Monday, Aug. 09, 1948
Artist in Human Relations
"If you don't behave," Chicago teachers used to warn Negro pupils, "I'll send you to Dunbar." Ramshackle Dunbar Trade School on Chicago's South Side was little better than a reform school. Nobody preened himself on winning a Dunbar diploma, or stood much chance of landing a job with one. Then Clifford J. Campbell came along.
Cliff Campbell was a young Negro from Washington, D.C., a onetime Pullman porter and redcap, whom the depression had sidetracked from architecture into schoolteaching. In 1942, when war industries were begging for skilled workers, the Chicago school board looked around for a man who could perk up down-in-the-mouth Dunbar. The principal at Wendell Phillips High School, where Campbell was dean of boys, gave him a resounding recommendation: "An artist in human relations."

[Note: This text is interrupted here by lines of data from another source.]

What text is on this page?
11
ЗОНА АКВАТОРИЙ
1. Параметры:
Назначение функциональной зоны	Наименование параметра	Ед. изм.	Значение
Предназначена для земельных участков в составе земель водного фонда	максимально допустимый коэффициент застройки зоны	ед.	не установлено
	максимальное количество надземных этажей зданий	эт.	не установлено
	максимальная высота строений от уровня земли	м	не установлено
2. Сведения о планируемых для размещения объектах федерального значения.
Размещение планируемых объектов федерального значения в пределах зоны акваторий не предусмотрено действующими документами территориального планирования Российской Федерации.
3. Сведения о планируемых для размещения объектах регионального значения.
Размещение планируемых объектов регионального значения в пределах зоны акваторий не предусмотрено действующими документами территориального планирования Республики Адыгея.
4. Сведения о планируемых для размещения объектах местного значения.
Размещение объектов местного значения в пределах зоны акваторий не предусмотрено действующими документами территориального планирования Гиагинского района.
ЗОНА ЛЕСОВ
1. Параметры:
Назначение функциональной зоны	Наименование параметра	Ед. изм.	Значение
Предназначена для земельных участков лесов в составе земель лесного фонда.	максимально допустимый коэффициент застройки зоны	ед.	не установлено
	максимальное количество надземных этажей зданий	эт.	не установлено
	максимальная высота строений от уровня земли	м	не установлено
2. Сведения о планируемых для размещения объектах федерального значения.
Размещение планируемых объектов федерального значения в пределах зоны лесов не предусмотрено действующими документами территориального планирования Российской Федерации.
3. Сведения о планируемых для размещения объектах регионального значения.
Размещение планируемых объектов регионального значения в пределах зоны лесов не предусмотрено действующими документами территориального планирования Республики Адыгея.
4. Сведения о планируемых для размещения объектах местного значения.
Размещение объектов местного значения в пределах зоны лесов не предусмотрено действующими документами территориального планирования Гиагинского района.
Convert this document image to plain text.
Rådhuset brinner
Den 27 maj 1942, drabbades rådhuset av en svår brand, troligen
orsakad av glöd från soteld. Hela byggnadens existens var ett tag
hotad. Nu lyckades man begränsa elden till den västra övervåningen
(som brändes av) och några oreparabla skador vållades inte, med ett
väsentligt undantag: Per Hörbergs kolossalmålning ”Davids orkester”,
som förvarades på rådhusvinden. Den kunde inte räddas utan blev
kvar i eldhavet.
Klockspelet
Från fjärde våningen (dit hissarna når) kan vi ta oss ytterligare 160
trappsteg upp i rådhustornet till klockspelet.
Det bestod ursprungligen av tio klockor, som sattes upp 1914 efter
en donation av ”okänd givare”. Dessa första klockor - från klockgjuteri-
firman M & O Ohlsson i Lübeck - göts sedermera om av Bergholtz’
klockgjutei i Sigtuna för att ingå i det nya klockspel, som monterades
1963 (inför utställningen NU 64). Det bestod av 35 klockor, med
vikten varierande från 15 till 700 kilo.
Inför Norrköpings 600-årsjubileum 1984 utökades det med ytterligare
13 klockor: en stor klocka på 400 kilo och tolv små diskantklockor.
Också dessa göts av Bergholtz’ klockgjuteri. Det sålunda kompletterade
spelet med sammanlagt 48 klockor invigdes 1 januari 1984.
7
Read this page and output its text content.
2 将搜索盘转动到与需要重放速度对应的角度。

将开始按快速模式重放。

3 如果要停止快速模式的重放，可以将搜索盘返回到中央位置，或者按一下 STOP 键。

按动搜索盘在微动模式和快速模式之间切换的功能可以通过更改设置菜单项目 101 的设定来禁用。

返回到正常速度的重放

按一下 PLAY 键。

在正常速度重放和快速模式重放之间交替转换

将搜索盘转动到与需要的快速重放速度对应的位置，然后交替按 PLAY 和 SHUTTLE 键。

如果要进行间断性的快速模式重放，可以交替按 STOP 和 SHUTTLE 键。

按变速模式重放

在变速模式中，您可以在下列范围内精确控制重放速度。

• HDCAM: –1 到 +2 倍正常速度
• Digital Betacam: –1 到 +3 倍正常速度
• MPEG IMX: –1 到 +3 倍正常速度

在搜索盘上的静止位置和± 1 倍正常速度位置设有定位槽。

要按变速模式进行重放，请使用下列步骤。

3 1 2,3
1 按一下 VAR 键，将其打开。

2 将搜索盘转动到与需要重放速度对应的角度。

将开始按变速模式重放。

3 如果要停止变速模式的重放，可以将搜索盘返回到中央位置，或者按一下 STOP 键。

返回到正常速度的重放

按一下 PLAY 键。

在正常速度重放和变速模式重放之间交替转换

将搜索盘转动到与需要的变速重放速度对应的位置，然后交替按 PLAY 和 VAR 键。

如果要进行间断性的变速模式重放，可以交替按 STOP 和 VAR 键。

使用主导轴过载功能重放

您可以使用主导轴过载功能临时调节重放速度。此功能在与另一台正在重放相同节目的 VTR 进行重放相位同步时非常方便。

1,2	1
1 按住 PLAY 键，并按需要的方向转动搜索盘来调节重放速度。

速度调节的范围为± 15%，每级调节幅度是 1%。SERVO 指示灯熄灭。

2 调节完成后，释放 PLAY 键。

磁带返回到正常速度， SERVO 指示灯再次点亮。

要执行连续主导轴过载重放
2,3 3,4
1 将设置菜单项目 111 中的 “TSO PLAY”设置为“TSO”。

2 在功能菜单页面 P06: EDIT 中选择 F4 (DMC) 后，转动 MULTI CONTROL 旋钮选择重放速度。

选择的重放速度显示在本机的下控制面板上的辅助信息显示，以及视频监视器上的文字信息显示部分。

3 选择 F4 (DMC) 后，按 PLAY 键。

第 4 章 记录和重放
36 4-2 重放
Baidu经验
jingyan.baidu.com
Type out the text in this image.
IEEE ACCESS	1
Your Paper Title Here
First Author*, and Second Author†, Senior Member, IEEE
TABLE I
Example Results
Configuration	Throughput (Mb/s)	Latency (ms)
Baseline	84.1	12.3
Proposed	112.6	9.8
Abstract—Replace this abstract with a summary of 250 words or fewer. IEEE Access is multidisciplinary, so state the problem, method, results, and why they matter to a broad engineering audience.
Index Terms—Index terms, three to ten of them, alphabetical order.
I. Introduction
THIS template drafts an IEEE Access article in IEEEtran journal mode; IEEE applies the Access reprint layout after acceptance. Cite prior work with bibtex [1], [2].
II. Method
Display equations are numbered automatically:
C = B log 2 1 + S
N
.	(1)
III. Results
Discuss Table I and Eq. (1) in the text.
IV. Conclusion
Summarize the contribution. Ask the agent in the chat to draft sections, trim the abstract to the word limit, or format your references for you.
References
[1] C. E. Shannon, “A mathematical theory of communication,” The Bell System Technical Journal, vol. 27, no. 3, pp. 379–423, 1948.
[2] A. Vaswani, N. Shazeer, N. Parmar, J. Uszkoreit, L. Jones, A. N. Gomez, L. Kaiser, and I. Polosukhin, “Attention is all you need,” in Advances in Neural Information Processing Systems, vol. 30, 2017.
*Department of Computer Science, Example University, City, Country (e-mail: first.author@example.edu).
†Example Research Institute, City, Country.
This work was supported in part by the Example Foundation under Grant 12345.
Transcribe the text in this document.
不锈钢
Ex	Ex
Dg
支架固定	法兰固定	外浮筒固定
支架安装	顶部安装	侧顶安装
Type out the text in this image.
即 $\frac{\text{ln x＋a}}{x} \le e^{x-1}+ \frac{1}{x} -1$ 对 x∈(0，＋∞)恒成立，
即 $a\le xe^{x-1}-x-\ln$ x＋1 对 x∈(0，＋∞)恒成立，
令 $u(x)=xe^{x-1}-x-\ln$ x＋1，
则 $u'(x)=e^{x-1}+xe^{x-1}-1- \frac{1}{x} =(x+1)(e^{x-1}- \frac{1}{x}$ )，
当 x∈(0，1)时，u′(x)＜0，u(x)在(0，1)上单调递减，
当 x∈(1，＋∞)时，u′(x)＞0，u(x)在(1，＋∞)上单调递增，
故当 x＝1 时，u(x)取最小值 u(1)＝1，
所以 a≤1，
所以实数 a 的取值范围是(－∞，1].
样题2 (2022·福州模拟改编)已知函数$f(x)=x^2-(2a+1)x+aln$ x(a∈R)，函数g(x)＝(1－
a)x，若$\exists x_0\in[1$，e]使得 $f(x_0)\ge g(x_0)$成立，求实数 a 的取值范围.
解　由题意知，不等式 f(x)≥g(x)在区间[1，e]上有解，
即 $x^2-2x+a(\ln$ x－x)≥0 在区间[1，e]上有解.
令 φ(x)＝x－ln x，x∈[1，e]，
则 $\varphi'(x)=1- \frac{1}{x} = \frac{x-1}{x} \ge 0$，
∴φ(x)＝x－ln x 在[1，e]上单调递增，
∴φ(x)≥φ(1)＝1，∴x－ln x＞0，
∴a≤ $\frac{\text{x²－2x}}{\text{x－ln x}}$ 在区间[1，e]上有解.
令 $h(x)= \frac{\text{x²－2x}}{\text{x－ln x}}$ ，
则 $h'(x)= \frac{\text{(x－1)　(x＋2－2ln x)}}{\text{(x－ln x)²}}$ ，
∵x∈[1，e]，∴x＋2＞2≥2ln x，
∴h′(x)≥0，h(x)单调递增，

Installed as Dunbar's new director, Campbell promptly fired all 16 teachers as substandard, gathered a white and Negro faculty of 74 to help him build a bigger & better high school. He set up 23 tough vocational courses, begged or borrowed $2,000,000 worth of machines and equipment. School enrollment has jumped from 125 pupils to 1,650 (400 of them Negro war veterans).
Last month, after six years on the job, 43-year-old Cliff Campbell was picked by the U.S. Office of Education's magazine School Life as the answer to a big question: "What Are Good Teachers Like?" And last week, as Dunbar was closing down for a month's summer vacation, 105 of its 118 graduates paid Director Campbell a tribute he liked even better: they got good jobs.
Skills First. Chicago School Superintendent Herold C. Hunt, who thinks Campbell and Dunbar are "amazing," has promised them a new building within three years. Meanwhile overcrowded Dunbar, built to handle only 375 students, makes do with a Hooverville of temporary wooden buildings--and three shifts. Cliff Campbell is the first to arrive every day (by 7:30 a.m.) and the last to leave (after 10 p.m.). Offered better-paying jobs in their trades or at other schools, many of Campbell's teachers have refused.
Because most of Dunbar's students come from low-income homes and many have to leave before graduation, Campbell concentrates on teaching every boy & girl some employable skill in the first half year. In the auto-shop course, a boy learns to grease a car; in the dressmaking course, a girl learns to cut dress parts. Students who stay become skilled craftsmen: some of Dunbar's sheet-metal graduates make $125 a week.
Arts Later. Campbell insists that his students also take academic courses (English, math, science, social studies), encourages them to try music and art. He was pleased as punch last year when an aircraft student won the state oratory contest. Knowing that factory doors don't open so wide to Negroes, Campbell drills his students on writing letters of application and taking job tests, makes them conscious of neatness, work habits and "personality." Best measure of his success: Dunbar now takes only the top 15% of its applicants.